Babygirl (2024)

Babygirl is like 50 Shades of Grey and all those toxic Netflix knock-offs… only its complicated, mature, and adult in ways those lesser films are not. It feels like it was written by someone who understands adults and adult desires… not a tourist like in 50 Shades, etc. I didn’t enjoy every bit of it, but I respected the hell out of it.

It stars Nicole Kidman as CEO of an automation company who wants something – anything – less robotic in her sex life. She’s married to Antonio Banderas who, in his younger days, would have been the guy she has an affair with. But instead, she starts up an affair with an intern thirty years younger (Harris Dickinson)… someone who can satisfy the kinks she says she’s ashamed of.

I mean, let’s be real here. Nicole Kidman is 57 years old and has magic DNA. She always bring it, but she brings it with an intensity that reminds me she’s not American with American hang-ups. Harris Dickinson is a guy I don’t know playing a character I was sure I was gonna hate. The type A asshole with the urge to dominate, disrespect, and sneer at women. But this isn’t that movie… he’s not that character.

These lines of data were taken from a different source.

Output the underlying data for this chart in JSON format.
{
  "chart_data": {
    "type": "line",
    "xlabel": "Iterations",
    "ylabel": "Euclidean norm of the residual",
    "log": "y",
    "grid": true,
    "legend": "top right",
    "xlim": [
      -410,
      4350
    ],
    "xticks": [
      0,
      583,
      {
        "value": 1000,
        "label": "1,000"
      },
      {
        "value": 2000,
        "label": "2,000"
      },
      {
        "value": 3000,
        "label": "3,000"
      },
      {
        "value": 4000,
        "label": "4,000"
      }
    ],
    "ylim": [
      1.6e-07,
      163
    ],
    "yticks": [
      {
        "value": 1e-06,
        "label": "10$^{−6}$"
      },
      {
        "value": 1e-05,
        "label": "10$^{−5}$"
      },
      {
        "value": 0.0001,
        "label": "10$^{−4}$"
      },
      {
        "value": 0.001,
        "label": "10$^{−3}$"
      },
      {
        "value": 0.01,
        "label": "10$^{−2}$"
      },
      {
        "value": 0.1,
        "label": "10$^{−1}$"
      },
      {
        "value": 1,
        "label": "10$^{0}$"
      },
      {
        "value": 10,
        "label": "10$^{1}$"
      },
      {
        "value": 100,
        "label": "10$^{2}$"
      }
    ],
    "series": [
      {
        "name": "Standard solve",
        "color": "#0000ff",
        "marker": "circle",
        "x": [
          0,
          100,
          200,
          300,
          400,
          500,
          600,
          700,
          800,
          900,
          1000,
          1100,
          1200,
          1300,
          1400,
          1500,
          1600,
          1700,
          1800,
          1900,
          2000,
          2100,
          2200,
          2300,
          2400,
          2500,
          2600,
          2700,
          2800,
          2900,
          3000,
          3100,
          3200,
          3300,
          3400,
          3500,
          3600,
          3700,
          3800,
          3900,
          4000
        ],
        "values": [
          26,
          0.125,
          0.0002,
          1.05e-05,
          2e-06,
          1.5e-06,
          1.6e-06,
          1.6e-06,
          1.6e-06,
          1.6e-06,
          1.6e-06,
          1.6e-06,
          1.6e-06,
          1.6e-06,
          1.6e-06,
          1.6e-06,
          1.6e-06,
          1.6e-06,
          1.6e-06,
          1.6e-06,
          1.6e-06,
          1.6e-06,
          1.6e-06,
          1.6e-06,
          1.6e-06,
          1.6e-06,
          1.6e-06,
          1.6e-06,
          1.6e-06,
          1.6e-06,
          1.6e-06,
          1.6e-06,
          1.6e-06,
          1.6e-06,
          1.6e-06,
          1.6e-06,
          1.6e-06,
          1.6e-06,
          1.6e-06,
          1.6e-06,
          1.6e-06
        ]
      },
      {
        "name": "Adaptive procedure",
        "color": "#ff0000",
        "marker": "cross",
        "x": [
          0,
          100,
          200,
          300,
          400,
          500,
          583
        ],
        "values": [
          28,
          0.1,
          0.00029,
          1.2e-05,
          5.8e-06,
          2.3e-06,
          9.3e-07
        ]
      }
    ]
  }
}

Unlike a number of these types of films, this movie is complex. Kidman doesn’t just want a big strong man to order her around… she’s continuously aware of who she is and what she’s doing. Dickinson comes off as an over-confident asshole… but even he exposes a need for understanding, clarity, and warmth. These are not your typical stand-ins for this type of domineering romance/sexual encounter flick.

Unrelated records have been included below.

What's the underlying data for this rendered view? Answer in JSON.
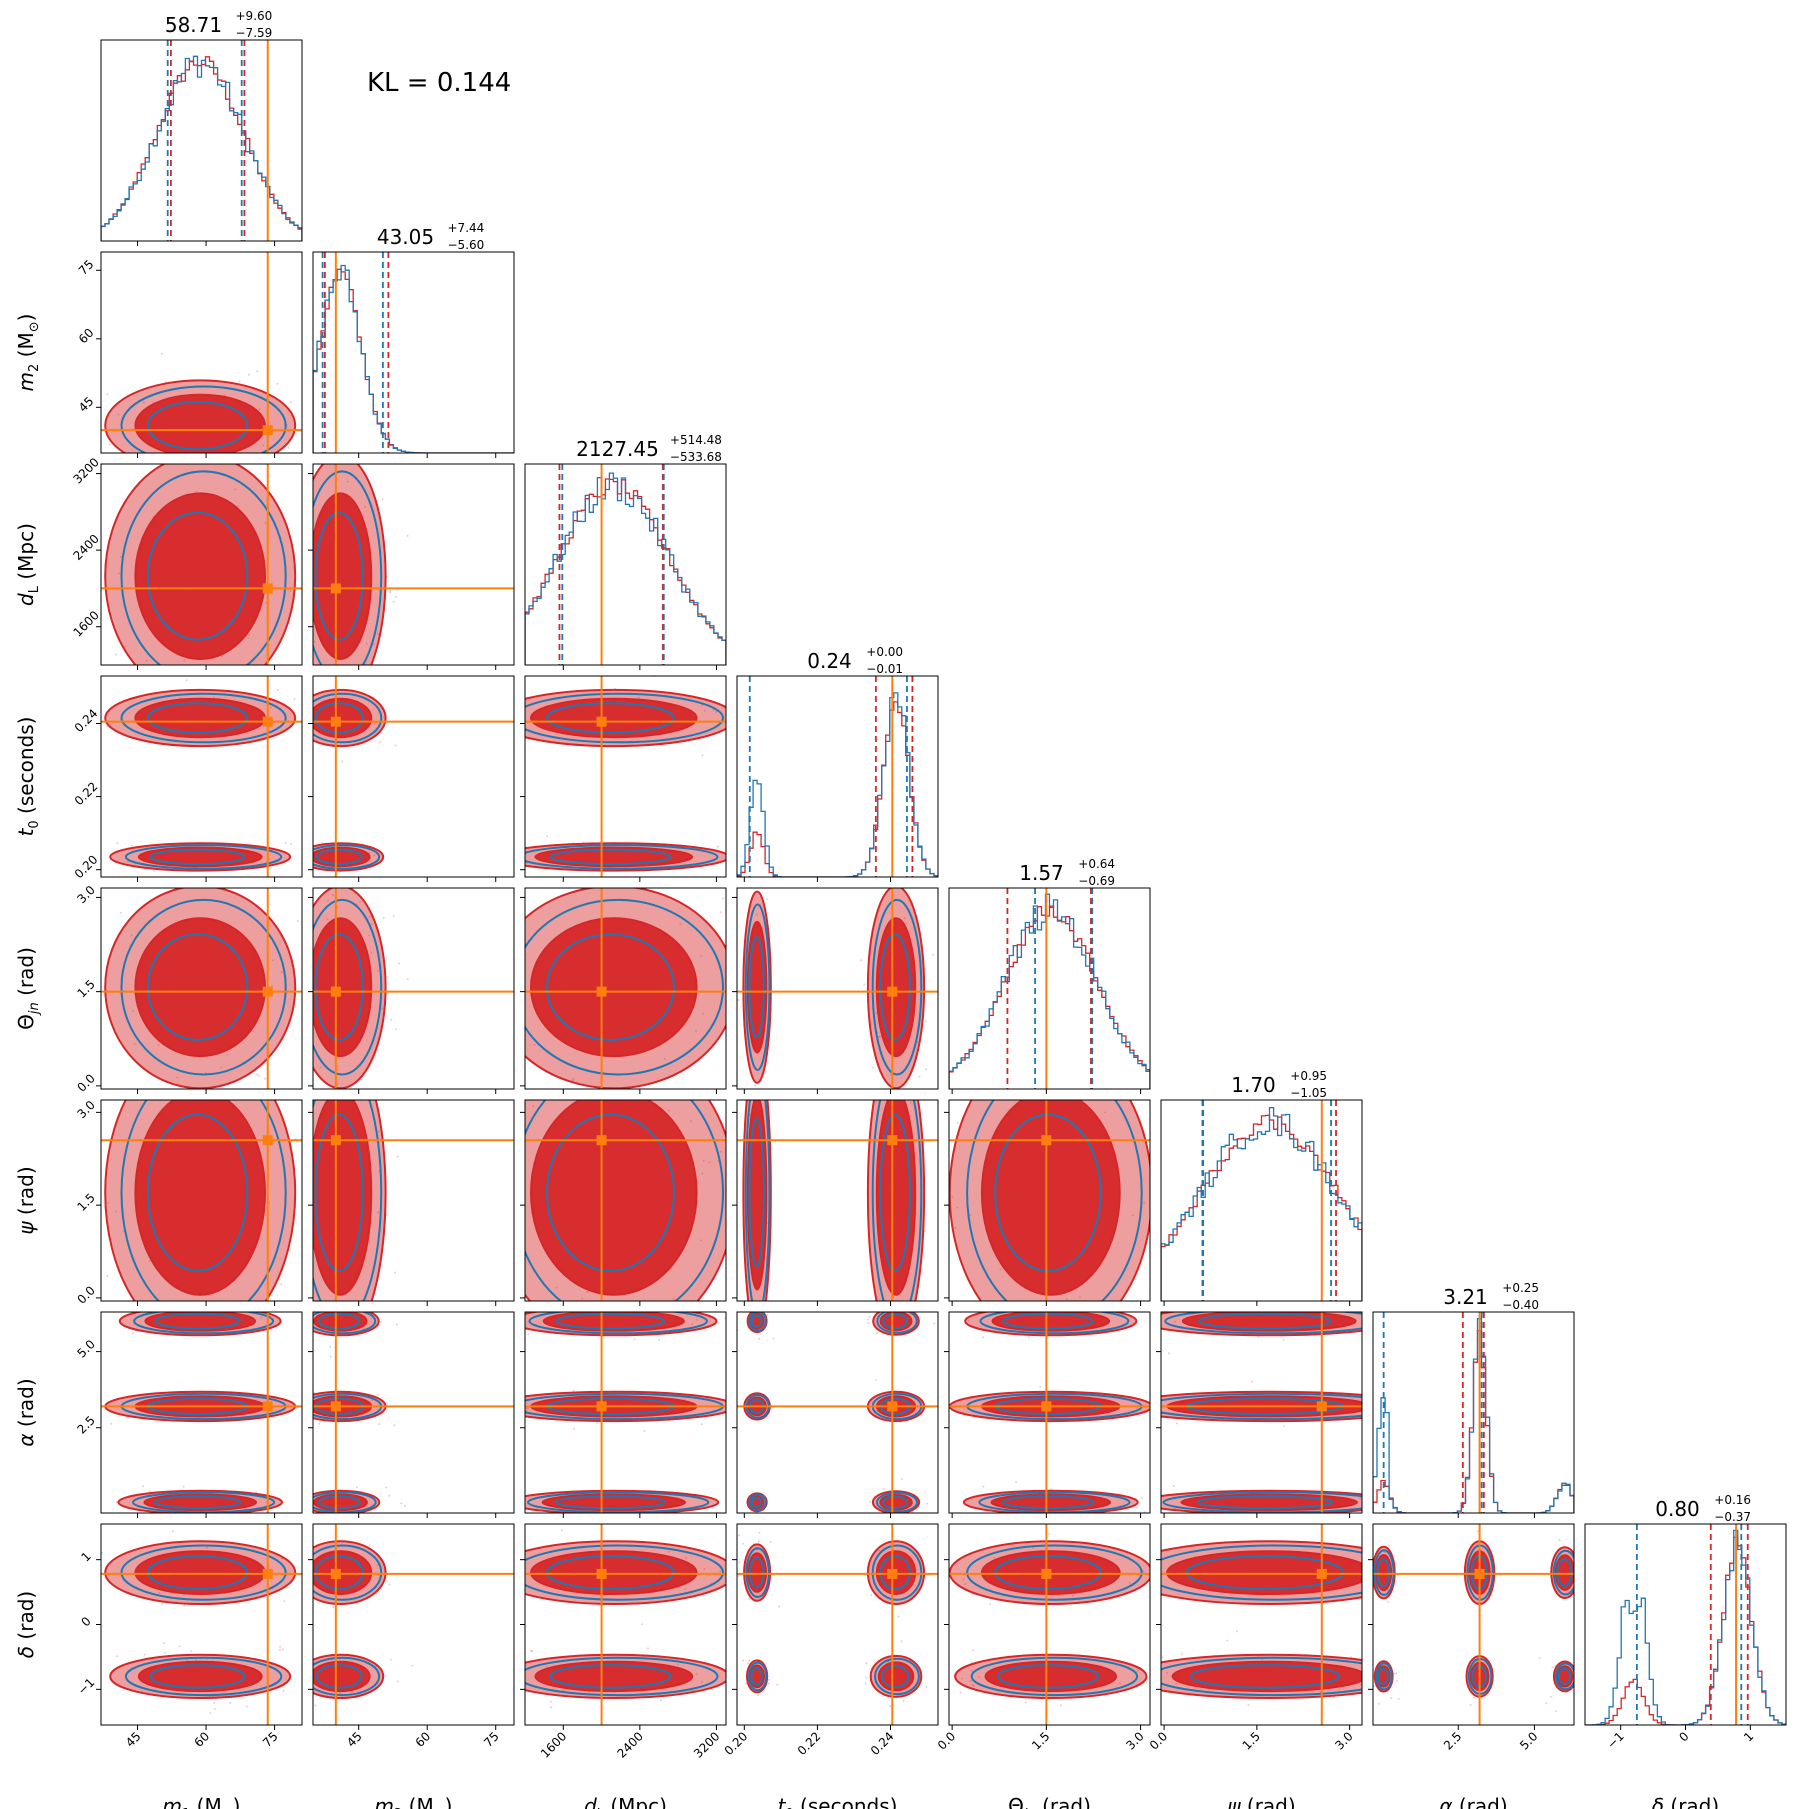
{
  "figure": {
    "kl_label": "KL = 0.144"
  },
  "colors": {
    "model_a": "#d62728",
    "model_b": "#1f77b4",
    "truth": "#ff7f0e"
  },
  "chart_data": {
    "type": "corner",
    "grid": false,
    "legend": "none",
    "parameters": [
      {
        "key": "m1",
        "label_html": "<tspan font-style='italic'>m</tspan><tspan font-size='13' dy='5'>1</tspan><tspan dy='-5'> (M</tspan><tspan font-size='13' dy='5'>⊙</tspan><tspan dy='-5'>)</tspan>",
        "label_text": "m1 (M⊙)",
        "range": [
          37,
          81
        ],
        "ticks": [
          45,
          60,
          75
        ],
        "tick_labels": [
          "45",
          "60",
          "75"
        ],
        "truth": 73.5,
        "median": 58.71,
        "plus": 9.6,
        "minus": 7.59,
        "title": "58.71",
        "title_plus": "+9.60",
        "title_minus": "−7.59"
      },
      {
        "key": "m2",
        "label_html": "<tspan font-style='italic'>m</tspan><tspan font-size='13' dy='5'>2</tspan><tspan dy='-5'> (M</tspan><tspan font-size='13' dy='5'>⊙</tspan><tspan dy='-5'>)</tspan>",
        "label_text": "m2 (M⊙)",
        "range": [
          35,
          79
        ],
        "ticks": [
          45,
          60,
          75
        ],
        "tick_labels": [
          "45",
          "60",
          "75"
        ],
        "truth": 40,
        "median": 43.05,
        "plus": 7.44,
        "minus": 5.6,
        "title": "43.05",
        "title_plus": "+7.44",
        "title_minus": "−5.60"
      },
      {
        "key": "dL",
        "label_html": "<tspan font-style='italic'>d</tspan><tspan font-size='13' dy='5'>L</tspan><tspan dy='-5'> (Mpc)</tspan>",
        "label_text": "dL (Mpc)",
        "range": [
          1200,
          3300
        ],
        "ticks": [
          1600,
          2400,
          3200
        ],
        "tick_labels": [
          "1600",
          "2400",
          "3200"
        ],
        "truth": 2000,
        "median": 2127.45,
        "plus": 514.48,
        "minus": 533.68,
        "title": "2127.45",
        "title_plus": "+514.48",
        "title_minus": "−533.68"
      },
      {
        "key": "t0",
        "label_html": "<tspan font-style='italic'>t</tspan><tspan font-size='13' dy='5'>0</tspan><tspan dy='-5'> (seconds)</tspan>",
        "label_text": "t0 (seconds)",
        "range": [
          0.198,
          0.253
        ],
        "ticks": [
          0.2,
          0.22,
          0.24
        ],
        "tick_labels": [
          "0.20",
          "0.22",
          "0.24"
        ],
        "truth": 0.2405,
        "median": 0.24,
        "plus": 0.0,
        "minus": 0.01,
        "title": "0.24",
        "title_plus": "+0.00",
        "title_minus": "−0.01"
      },
      {
        "key": "theta_jn",
        "label_html": "Θ<tspan font-size='13' dy='5' font-style='italic'>jn</tspan><tspan dy='-5'> (rad)</tspan>",
        "label_text": "Θjn (rad)",
        "range": [
          -0.05,
          3.15
        ],
        "ticks": [
          0.0,
          1.5,
          3.0
        ],
        "tick_labels": [
          "0.0",
          "1.5",
          "3.0"
        ],
        "truth": 1.5,
        "median": 1.57,
        "plus": 0.64,
        "minus": 0.69,
        "title": "1.57",
        "title_plus": "+0.64",
        "title_minus": "−0.69"
      },
      {
        "key": "psi",
        "label_html": "<tspan font-style='italic'>ψ</tspan><tspan> (rad)</tspan>",
        "label_text": "ψ (rad)",
        "range": [
          -0.05,
          3.2
        ],
        "ticks": [
          0.0,
          1.5,
          3.0
        ],
        "tick_labels": [
          "0.0",
          "1.5",
          "3.0"
        ],
        "truth": 2.55,
        "median": 1.7,
        "plus": 0.95,
        "minus": 1.05,
        "title": "1.70",
        "title_plus": "+0.95",
        "title_minus": "−1.05"
      },
      {
        "key": "alpha",
        "label_html": "<tspan font-style='italic'>α</tspan><tspan> (rad)</tspan>",
        "label_text": "α (rad)",
        "range": [
          -0.3,
          6.3
        ],
        "ticks": [
          2.5,
          5.0
        ],
        "tick_labels": [
          "2.5",
          "5.0"
        ],
        "truth": 3.2,
        "median": 3.21,
        "plus": 0.25,
        "minus": 0.4,
        "title": "3.21",
        "title_plus": "+0.25",
        "title_minus": "−0.40"
      },
      {
        "key": "delta",
        "label_html": "<tspan font-style='italic'>δ</tspan><tspan> (rad)</tspan>",
        "label_text": "δ (rad)",
        "range": [
          -1.55,
          1.55
        ],
        "ticks": [
          -1,
          0,
          1
        ],
        "tick_labels": [
          "−1",
          "0",
          "1"
        ],
        "truth": 0.78,
        "median": 0.8,
        "plus": 0.16,
        "minus": 0.37,
        "title": "0.80",
        "title_plus": "+0.16",
        "title_minus": "−0.37"
      }
    ],
    "quantiles_model_a": [
      [
        52.3,
        68.4
      ],
      [
        37.6,
        51.5
      ],
      [
        1560,
        2640
      ],
      [
        0.236,
        0.246
      ],
      [
        0.88,
        2.21
      ],
      [
        0.63,
        2.78
      ],
      [
        2.65,
        3.34
      ],
      [
        0.39,
        0.96
      ]
    ],
    "quantiles_model_b": [
      [
        51.6,
        67.8
      ],
      [
        37.1,
        50.3
      ],
      [
        1590,
        2650
      ],
      [
        0.2015,
        0.2445
      ],
      [
        1.32,
        2.23
      ],
      [
        0.62,
        2.7
      ],
      [
        0.05,
        3.27
      ],
      [
        -0.75,
        0.86
      ]
    ]
  }
}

While I love its nuance, passion, and complexities, I wasn’t 100% on board the whole time. There’s a lot of screen time that didn’t have me fully engaged… I was a little scattered and bored through some of it. But not so much that the dialog, nuance, and camera work didn’t keep me engaged.

So it’s a bit of a mix in the long run… loved everything about the movie’s intelligence and passion except that it didn’t always have me engaged. It’s a very good, very nuanced look at fidelity, romance, sexual needs, power dynamics, and, above all, a complex understanding of adult relationships.